Literatura pura y dura

El otro día leí en un suplemento dominical una entrevista a la célebre copista Ana Rosa Quintana y me quedé de una pieza cuando la periodista le pidió su testimonio, como “víctima de un escándalo de plagio editorial” (el subrayado es mío). No recuerdo la respuesta de la presentadora, pero creo que aludió al sufrimiento, al dolor y a la impunidad televisiva.

Se abstuvo, felizmente, de referirse a la intertextualidad, al acervo cultural, ni a nada por el estilo, tal vez porque no sepa cómo se comen tales conceptos, tal vez porque, sabiéndolo, lo esconda, y en eso resida su éxito de superviviente.

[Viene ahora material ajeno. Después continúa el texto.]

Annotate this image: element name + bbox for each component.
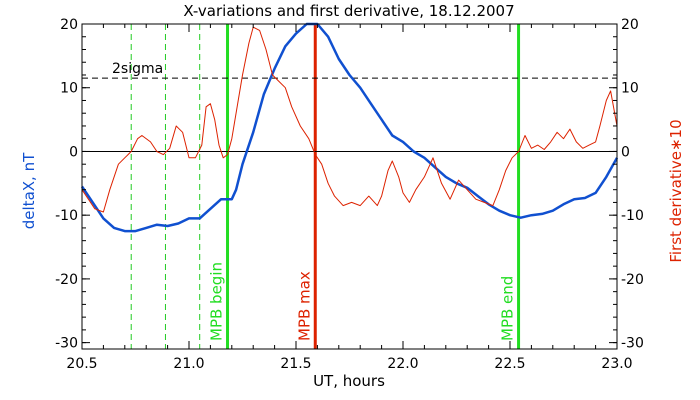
y-tick-label-left: 10	[60, 81, 78, 97]
plot-frame	[81, 23, 618, 350]
y-tick-label-left: 0	[69, 144, 78, 160]
y-tick-label-right: 20	[621, 17, 639, 33]
chart-title: X-variations and first derivative, 18.12…	[183, 2, 514, 20]
threshold-label: 2sigma	[112, 61, 163, 77]
series-line-deltax	[80, 22, 619, 233]
event-marker-label: MPB max	[295, 271, 313, 341]
y-axis-label-left: deltaX, nT	[20, 152, 38, 229]
y-axis-label-right: First derivative∗10	[667, 119, 685, 262]
series-line-derivative	[81, 26, 618, 213]
x-tick-label: 23.0	[601, 356, 632, 372]
y-tick-label-left: -30	[55, 336, 78, 352]
x-tick-label: 22.0	[387, 356, 418, 372]
y-tick-label-right: -30	[621, 336, 644, 352]
y-tick-label-right: 10	[621, 81, 639, 97]
y-tick-label-left: -10	[55, 208, 78, 224]
reference-lines	[82, 77, 617, 152]
y-tick-label-right: -20	[621, 272, 644, 288]
event-marker-label: MPB begin	[208, 262, 226, 341]
x-tick-label: 21.5	[280, 356, 311, 372]
y-tick-label-right: -10	[621, 208, 644, 224]
axes-layer: 20.5 21.0 21.5 22.0 22.5 23.0 20 20 10 10 0 0 -10 -10…	[55, 17, 644, 372]
y-tick-label-left: 20	[60, 17, 78, 33]
x-axis-label: UT, hours	[313, 372, 385, 390]
x-tick-label: 22.5	[494, 356, 525, 372]
y-tick-label-right: 0	[621, 144, 630, 160]
x-tick-label: 20.5	[66, 356, 97, 372]
x-tick-label: 21.0	[173, 356, 204, 372]
y-tick-label-left: -20	[55, 272, 78, 288]
event-marker-label: MPB end	[499, 276, 517, 341]
series-layer	[80, 22, 619, 233]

La intertexualidad, o las muchas lecturas son un freno sin duda para la creatividad; por eso decía Julio Camba que él no leía nada, para no verse en la tesitura de copiar involuntariamente a los demás, fuesen o no grandes genios. Una vez leí, o me contaron, que Pablo Neruda, como García Lorca, le quería recitar unos versos, exclamó: “No me leas, que me influyes”. A la pobre Ana Rosa la influyeron demasiado las malas compañías y las pésimas lecturas que éstas hacían.

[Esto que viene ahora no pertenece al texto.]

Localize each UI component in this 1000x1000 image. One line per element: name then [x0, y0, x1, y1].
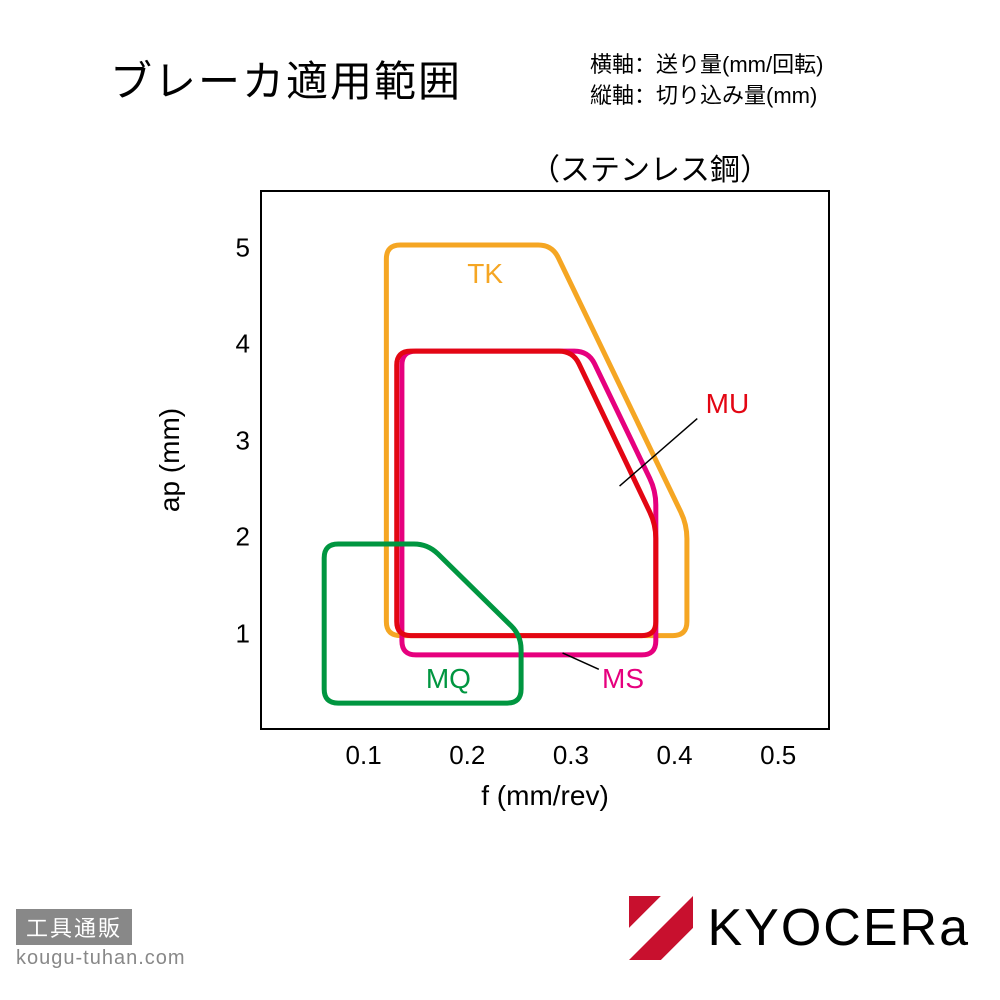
y-tick: 5: [220, 232, 250, 263]
x-tick: 0.3: [553, 740, 589, 771]
region-ms: [402, 351, 656, 655]
axis-note-x: 横軸：送り量(mm/回転): [590, 50, 823, 81]
kyocera-icon: [629, 896, 693, 960]
y-tick: 2: [220, 522, 250, 553]
leader-mu: [620, 419, 698, 487]
y-tick: 4: [220, 329, 250, 360]
x-axis-label: f (mm/rev): [481, 780, 609, 812]
region-mq: [324, 544, 521, 703]
region-label-mq: MQ: [426, 663, 471, 695]
x-tick: 0.4: [656, 740, 692, 771]
region-tk: [386, 245, 687, 636]
x-tick: 0.1: [346, 740, 382, 771]
region-mu: [397, 351, 656, 635]
brand-logo: KYOCERa: [629, 896, 970, 960]
regions-svg: [262, 192, 832, 732]
axis-notes: 横軸：送り量(mm/回転) 縦軸：切り込み量(mm): [590, 50, 823, 112]
region-label-ms: MS: [602, 663, 644, 695]
subtitle: （ステンレス鋼）: [530, 145, 770, 189]
chart: ap (mm) f (mm/rev) 1 2 3 4 5 0.1 0.2 0.3 0.4 0.5 T…: [140, 190, 860, 810]
x-tick: 0.2: [449, 740, 485, 771]
footer-url: kougu-tuhan.com: [16, 947, 186, 970]
brand-logo-text: KYOCERa: [707, 898, 970, 958]
x-tick: 0.5: [760, 740, 796, 771]
plot-area: [260, 190, 830, 730]
footer-badge: 工具通販: [16, 909, 132, 945]
page-title: ブレーカ適用範囲: [110, 48, 462, 109]
y-tick: 1: [220, 618, 250, 649]
region-label-mu: MU: [706, 388, 750, 420]
axis-note-y: 縦軸：切り込み量(mm): [590, 81, 823, 112]
region-label-tk: TK: [467, 258, 503, 290]
y-axis-label: ap (mm): [154, 408, 186, 512]
y-tick: 3: [220, 425, 250, 456]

Muchos escritores de reconocido prestigio han sido acusados de plagio, y no sólo Camilo José Cela, hoy desmontado por Tomás García Yebra (¡qué estarán tramando contar él, la viuda y mi admirada Carmen Balcells!), sino, en el pasado, poetas como Campoamor quien, a pesar de que fue patente que copió a Victor Hugo y sus contemporáneos le daban por perdido, mantiene su fama inalterada. La gran doña Emilia Pardo Bazán fue mancillada por la sospecha de haber plagiado un cuento a un escritor de tercerilla que firmaba Emilio Ferrari y ella se despachó con un desdeñoso: “¡Cuándo se convencerán los bobos, o mejor dicho, los pillos, de que los asuntos históricos y tradicionales pertenecen a todo el mundo!” Las que no son de todos son las traducciones, trabajo tan particular que nunca hay dos iguales, por eso Vázquez Montalbán, que se había beneficiado del esfuerzo ajeno en su supuesta versión al castellano de Julio César, de Shakespeare, fue declarado culpable por los tribunales.

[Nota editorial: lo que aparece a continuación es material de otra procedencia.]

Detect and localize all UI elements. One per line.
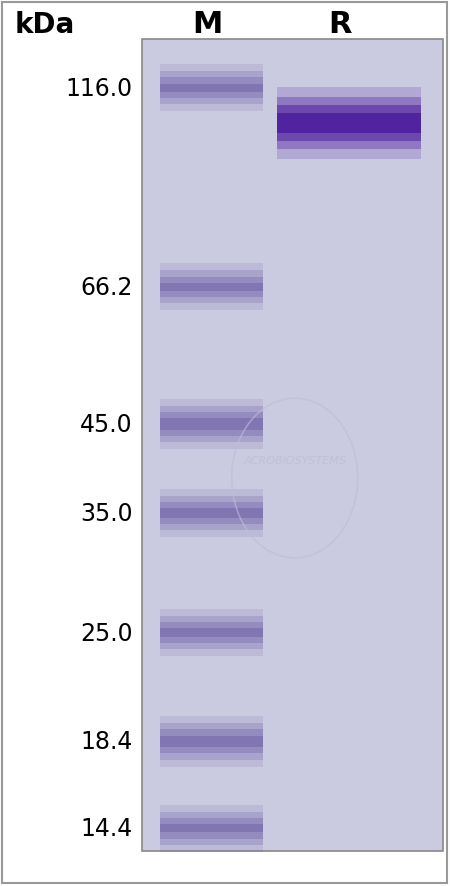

Del plagio a las influencias y de éstas a las coincidencias hay un paso, y largo, pero muchos no lo ven o no lo quieren ver, por bobos o por pillos, Hay quien se empeña erre que erre en encontrar el eco de tal autor en tal otro, cuya obra este último quizás ni siquiera intuyó. Dicen que una vez preguntaron a Faulkner por su deuda con James Joyce y que, tras un breve silencio, contestó con una frase que me parece perfecta: “A veces pienso que hay una especie de polen de ideas flotando en el aire, que fertiliza de modo similar a mentes de diferentes lugares, mentes que no tienen ningún contacto entre sí”. A este polen son, en particular, alérgicos los profesores universitarios, atenazados por el terror académico, y dedicados de manera obsesiva a rastrear influencias donde no hay más fecundo aprendizaje o genial coincidencia, como genial fue la salida de cierto doctorando que, acusado de plagio por uno de los asistentes a la lectura exclamó ante las abrumadoras pruebas: “¡Fíjese qué casualidad, tenemos las mismas fuentes!”

José Jiménez Lozano, que ha estado tres días en Madrid hablando de literatura pura y dura en la Residencia de Estudiantes, puso un ejemplo muy ilustrativo de esto que digo de las influencias y de las lecturas, al referirse a una profesora muy culta, especialista en San Juan de la Cruz que vio en el pájaro solitario del místico la influencia muy concreta de un remoto poeta persa, sin caer en la cuenta de que el pájaro estaba en la Biblia sin ir más lejos y, aún más cerca, de cualquier rama colgado. Yo sé en que categoría habría clasificado doña Emilia a tan perspicaz lectora pero Jiménez Lozano fue más piadoso.

Esas tres lecciones en la Residencia, que se anunciaban como “El narrador y sus historias”, fueron una gozada y una especie de anti taller, o contra taller literario. En la primera, titulada “El escritor y sus demonios”, Jiménez Lozano no se mordió la lengua al enumerarlos: la losa política, el público, los editores y los críticos. A cual peor. En la segunda, “Escribir historias cuando no es tiempo de ellas”, abordó el tema, más mollar, de la creatividad, del escritor enfrentado a la ardua tarea de “nombrar el mundo”, de inventarlo a cada narración. A todos se les suelen ocurrir las mismas cosas, por eso la literatura es una forma de especulación, y hay que “sacar de sus casillas” al lector, arrebatarlo. En la tercera y última, pasó a los ejemplos prácticos, “Dos outsiders: Cervantes y Dostoievski (Coda sobre unas cuantas pejigueras), en los que quedó claro la coherencia de su planteamiento anterior, pues en ambos pesó, y de qué modo, “la losa del momento”, ambos nombraron el mundo, arrebataron al lector, contrariaron la pragmática de la estructura y practicaron, en cierto modo, la estética del desdén. Y es que la literatura pura y dura nunca es causa, sino efecto.